There is, indeed a perception that Jewish men are good husband material. It certainly seems to be assumed by nonJewish women who actually seek out romantic attachment to Jewish men. What do they have to say for themselves?

In her autobiography, Crossing Ocean Parkway, Marianna De Marco Torgovnick, an Italian-American who became an English professor identifies her selecting a Jewish husband as one of the keys out of the locked environment she found in her own ethnic group. That is not to say that she married for money or even status, but for someone from a culture that would foster her academic aspirations. I am not sure if a WASP would have been perceived as beyond reach, while the Jewish man -- still rooted in an ethnic group -- was considered more attainable. But she clearly found a Jewish husband to be more compatible with where she wanted to go than a fellow Italian-American.

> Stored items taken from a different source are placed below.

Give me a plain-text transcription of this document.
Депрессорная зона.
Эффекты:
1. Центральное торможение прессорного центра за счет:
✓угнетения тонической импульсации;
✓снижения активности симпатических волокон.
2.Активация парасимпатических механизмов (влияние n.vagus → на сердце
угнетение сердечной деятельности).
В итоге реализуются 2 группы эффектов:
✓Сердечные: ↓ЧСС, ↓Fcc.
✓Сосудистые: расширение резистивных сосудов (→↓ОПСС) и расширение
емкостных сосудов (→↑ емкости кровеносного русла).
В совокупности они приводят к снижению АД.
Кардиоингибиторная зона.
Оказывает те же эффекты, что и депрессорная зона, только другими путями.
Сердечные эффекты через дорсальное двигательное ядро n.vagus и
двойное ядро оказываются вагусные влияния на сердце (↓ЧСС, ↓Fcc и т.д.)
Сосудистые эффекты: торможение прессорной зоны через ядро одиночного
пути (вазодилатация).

But, on the flip side, my husband recently declared that his coworkers put him to shame (just don't take that too literally). He said that, not only do they do house projects but they cook full dinners, as well. To my husband's credit, he does do the dishes and really coordinates the Pesach kitchen turnover. He also doesn't have to call in someone just to change a light bulb, put up the sukkah, or put in an air conditioner. But he questioned the husband rankings when he heard about the great accomplishments of his nonJewish colleagues.

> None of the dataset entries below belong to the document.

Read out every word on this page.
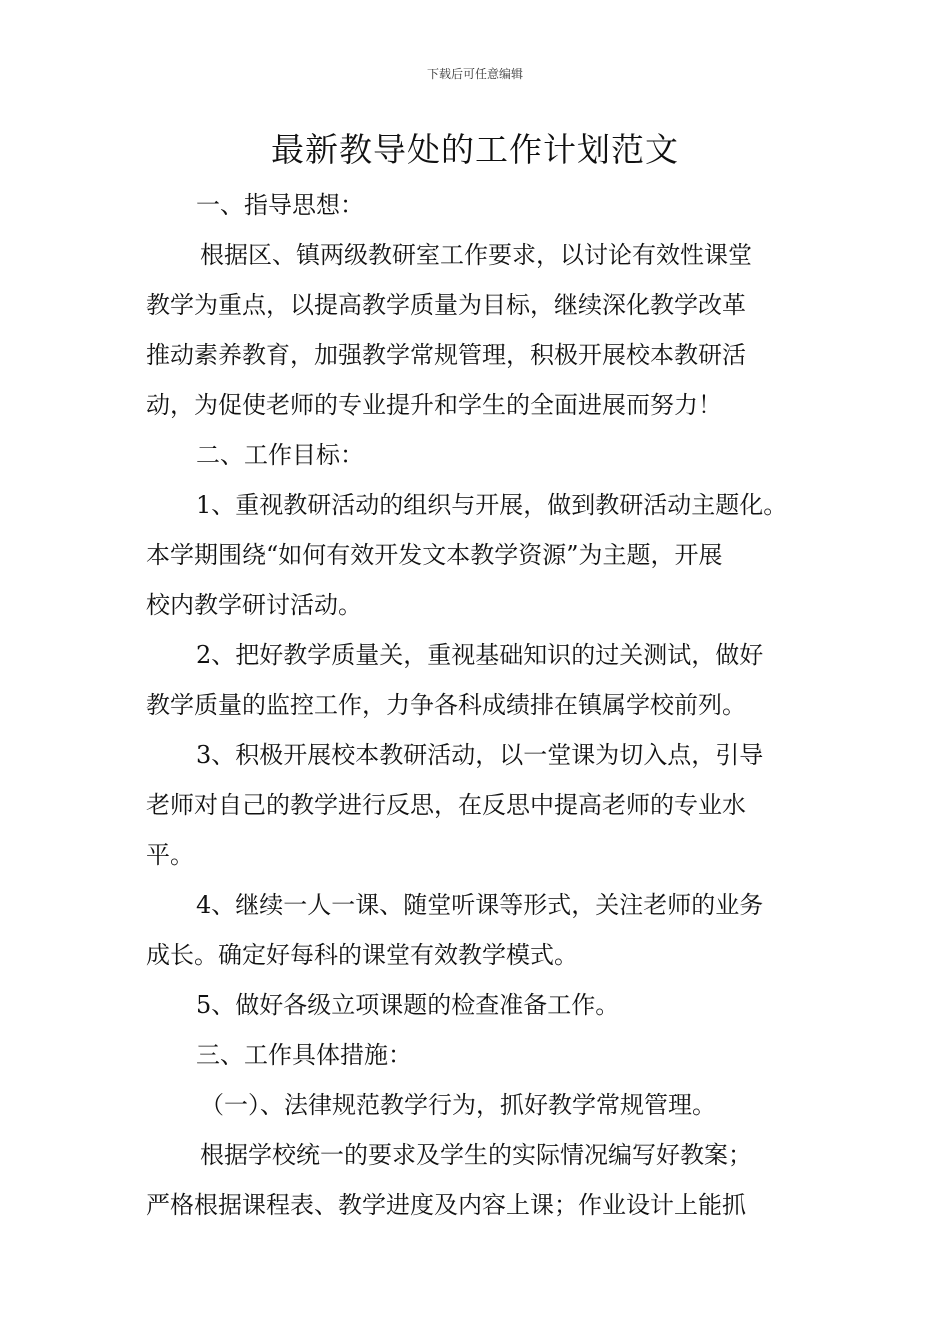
下载后可任意编辑
最新教导处的工作计划范文

一、指导思想：

根据区、镇两级教研室工作要求，以讨论有效性课堂

教学为重点，以提高教学质量为目标，继续深化教学改革

推动素养教育，加强教学常规管理，积极开展校本教研活

动，为促使老师的专业提升和学生的全面进展而努力！

二、工作目标：

1、重视教研活动的组织与开展，做到教研活动主题化。

本学期围绕“如何有效开发文本教学资源”为主题，开展

校内教学研讨活动。

2、把好教学质量关，重视基础知识的过关测试，做好

教学质量的监控工作，力争各科成绩排在镇属学校前列。

3、积极开展校本教研活动，以一堂课为切入点，引导

老师对自己的教学进行反思，在反思中提高老师的专业水

平。

4、继续一人一课、随堂听课等形式，关注老师的业务

成长。确定好每科的课堂有效教学模式。

5、做好各级立项课题的检查准备工作。

三、工作具体措施：

（一）、法律规范教学行为，抓好教学常规管理。

根据学校统一的要求及学生的实际情况编写好教案；

严格根据课程表、教学进度及内容上课；作业设计上能抓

Thoughts on the title of this post?

Related: http://kallahmagazine.blogspot.com/2013/01/a-woman-learns-about-dating-by-posing.html

Comments

Chaim B. said…
These days there is less obvious conformity to racial / cultural stereotypes (assuming they were ever true) than decades ago when economic and social mobility was more limited (isn't Obama supposed to be our first "post-racial" pres?) But since you mention academics, I must say that although my coworkers can cook a full dinner and clean the stove, I have yet to see a single one with a book in hand or a serious newspaper (and I would even count the NY Times in that category for purposes of this discussion.) It's hard to have it all.

BTW, you see how valueless these shidduch resumes are. How many people put down that they are looking for Mr. literate and caring who can do the dishes while expounding on either a R' Akiva Eiger or an intellectually challenging book? Instead you have Mr. not shorter than 5 feet who went to yeshiva X but is a mystery man in every other regard.
Janine said…
Jewish men make good boyfriends and husbands, and it has nothing to do with academic or economic stuff.

I am not Jewish but roughly a third of the guys I've dated have been Jewish (and I don't even live in New York or Israel, LOL). In my experience, their culture makes them intelligent, thoughtful and kind. American Jewish men tend to be very respectful to women, very sweet and engaging, the opposite of the ghetto or white trash douchebag that is anathema to me.